Слабость холодного тела.

 

Сведение полового диморфизма к количественной разнице соответствует логике аристотелевской системы. Единство рода как репродуктивного организма сохраняется. Существуют два пола, но есть только одна неделимая (atomos) форма. Это reductium ad unum 48 происходит не просто путем связывания вместе нескольких описательных утверждений: женщина меньше, слабее, хрупче, она имеет редкие зубы и черепные швы, ее голос слабее и т.д. Эти отличительные черты, так внимательно подмеченные натуралистом, являются всего лишь эпифеноменом искаженного physis, или природы. Почему женские тела меньше и слабее? Потому что им не хватает жизненного жара, который ослабляет их метаболизм или, как Аристотель называет это, «превращение». Та же нехватка объясняет и течение менструальной крови. «В слабом организме неизбежно будет остаток в меньшей степени превращенной крови» 49. Именно этот остаток и вытекает из женского тела раз в месяц.

Менструальная кровь является еще одним признаком холодности женского тела. И, возможно, что это наиболее важный признак из всех остальных, так как зачатие и рождение происходит в женском теле. Менструальная кровь аналогична сперме, однако это несовершенная сперма, поскольку она не превращена. Семя производится путем превращения крови мужчины, крови, которая является окончательной формой питания для ткани организма. Благодаря своему жизненному теплу, мужчина способен превратить свою кровь в сперму. И наоборот, у женщины не хватает достаточной энергии (adynamia), дабы совершить это превращение.

Оппозиция сперма/менструальная кровь демонстрирует предельную разницу между мужчиной и женщиной. Хотя они и аналогичны: сперма для мужчины – это то же, что и менструальная кровь для женщины. Обе субстанции – результат превращения крови, но мужчина способен довести это превращение до конца, а женщина нет. Два вещества отличаются друг от друга только как продукты двух разных фаз одного процесса. Свидетельством тому могут служить следы крови в не до конца превращенной сперме. Эта теория производства спермы принадлежит не Аристотелю. Он позаимствовал ее, не указав источник, у Диогена Аполлонского. Полезность этой теории очевидна: она позволяет Аристотелю представить качественное различие как количественное. Кроме того, она позволяет позаимствовать еще один элемент, который станет центральным звеном в системе Аристотеля: при превращении крови в сперму происходит и метафизическое превращение. Быстрое превращение, вызванное коитальным движением непосредственно перед семяизвержением, создает абсолютное отсутствие непрерывности между кровяным остатком и его производным. Поэтому сперма обладает душой, формой и движущим принципом.

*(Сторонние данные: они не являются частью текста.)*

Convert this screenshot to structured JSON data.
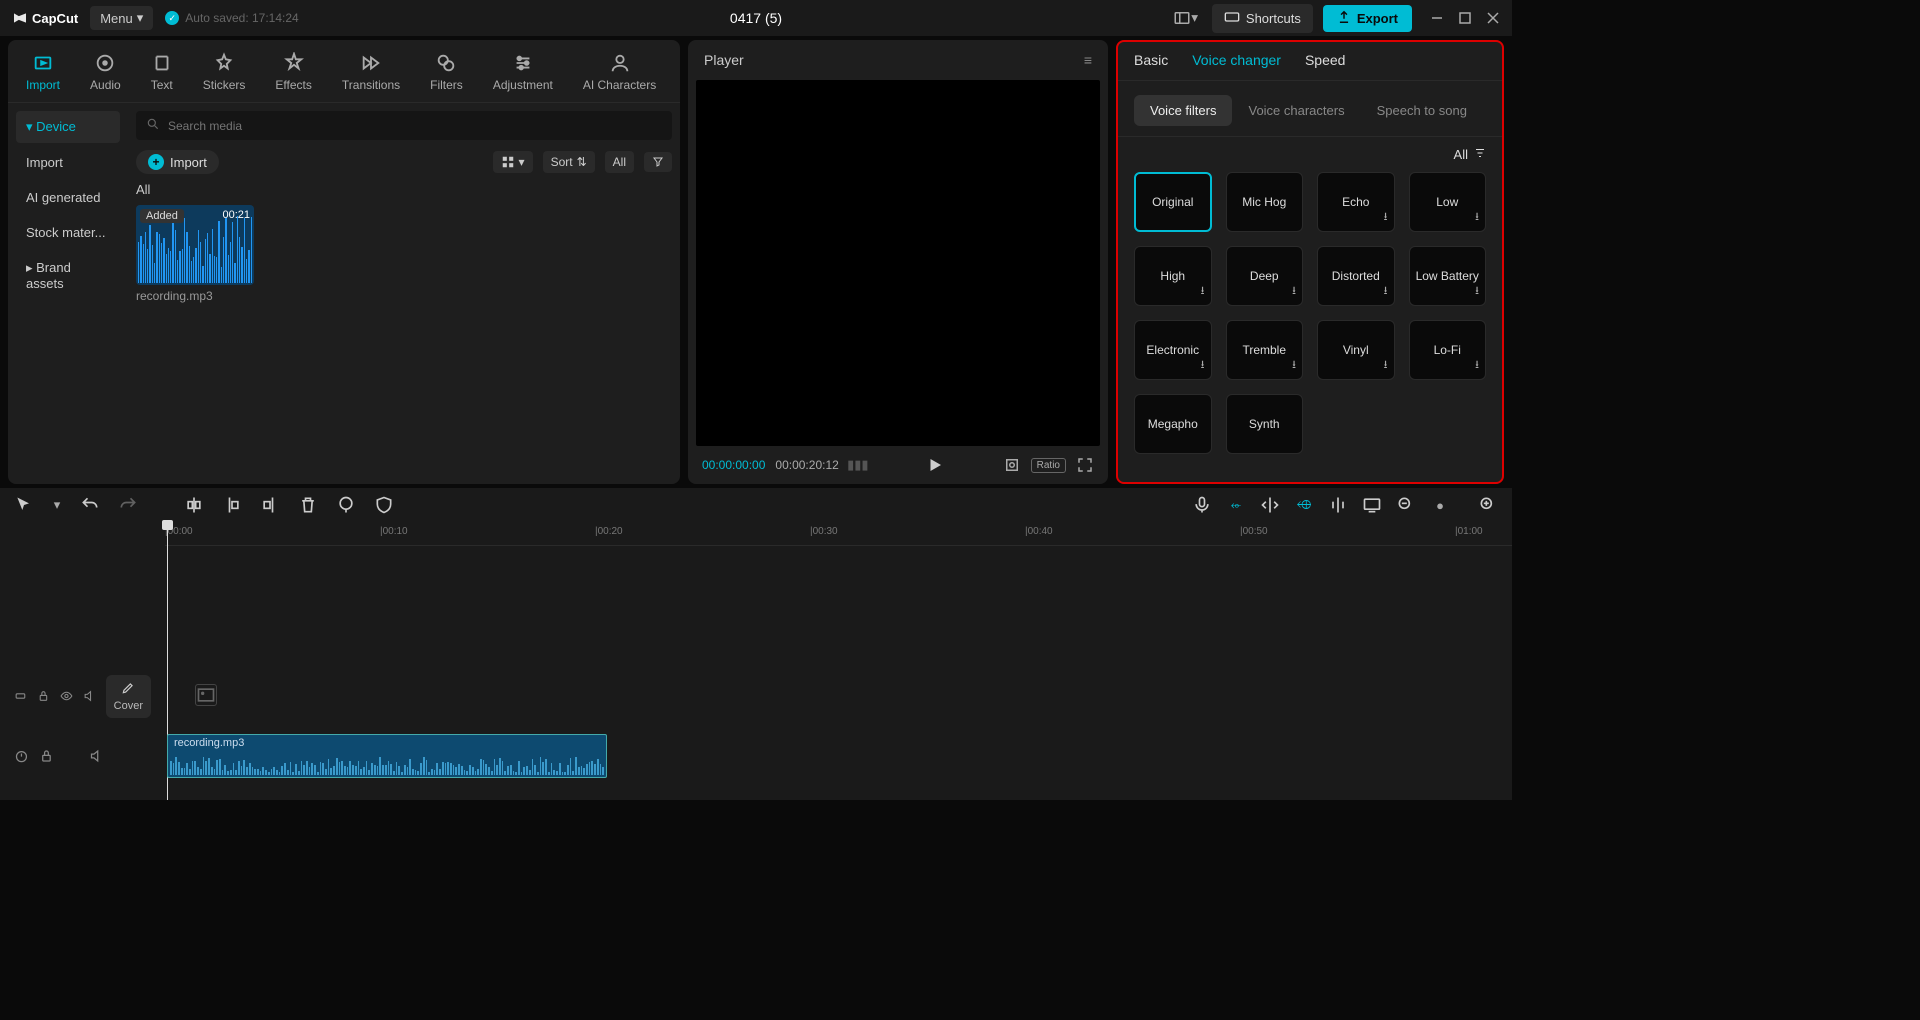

«В качестве принципов происхождения вполне можно предложить мужчину и женщину, мужчину как обладающего производительным и движущим принципом, и женщину как обладающую материальным принципом» 50. Вся работа Аристотеля по генетике – это разработка данного разделения, которое формулируется в начале книги «О происхождении животных». Интерес эта «примитивная генетика» 51 представляет не с точки зрения аксиом, на которых она покоится, а с точки зрения приводимых аргументов. Давайте внимательно посмотрим на только что процитированное предложение. Происхождение, genesis, сказано основывается на двух принципах. Мужчина обладает «производительным и движущим» принципом, а женщина – «материальным» принципом. Шутка уже сыграна: в поколении существует лишь один прародитель, arche geneseos, отец. И хотя Аристотель утверждает, что существуют два принципа, на деле он заинтересован лишь в одном: женщина здесь нужна только для предоставления материальной, менструальной крови. Материнство обеспечивает пищу и физическую поддержку процессу, который в основе своей зависит от мужчины.

Отец является прародителем, потому что его сперма обладает троекратной потенцией (dynamis): принципом души (tes psuches arche), принципом движения (arche kineseos) и принципом формы (arche tou eidous). В сперме, «самой сути мужчины», содержится чувствительная душа, то есть основная чувствительность животного. Поколение создается мужчиной, поскольку он единственный, «кто либо непосредственно, либо при помощи семени, представляет чувствительную душу». Сперма, так как она полностью превращена, по природе своей горячая и воздушная; поэтому она способна к переносу душевного принципа. Отец, таким образом, передает душу зародышу. Сперма также обладает и «движением», которое является не просто физическим, но биологическим. «Семя имеет движение, переданное ему от прародителя», просто потому, что оно является кровяным остатком, а кровь питает тело. Сперма наследует силу крови, заставляющую расти тело, и распространяет ее на зародыш: «Поскольку сперма является остатком, и поскольку она одушевлена движением, подобным росту тел по мере того, как кусочки разработанной пищи [крови] распространяются на всем протяжении, то, когда она проникает в матку, она свертывается и приводит в действие женский остаток, передавая ему свое собственное одушевляющее движение». Развитие зародыша, таким образом, связано с развитием отца. Сперма – это не просто средство передачи жизни или носитель физиологической силы; она обладает принципом формы. Именно поэтому дети и похожи на своих родителей.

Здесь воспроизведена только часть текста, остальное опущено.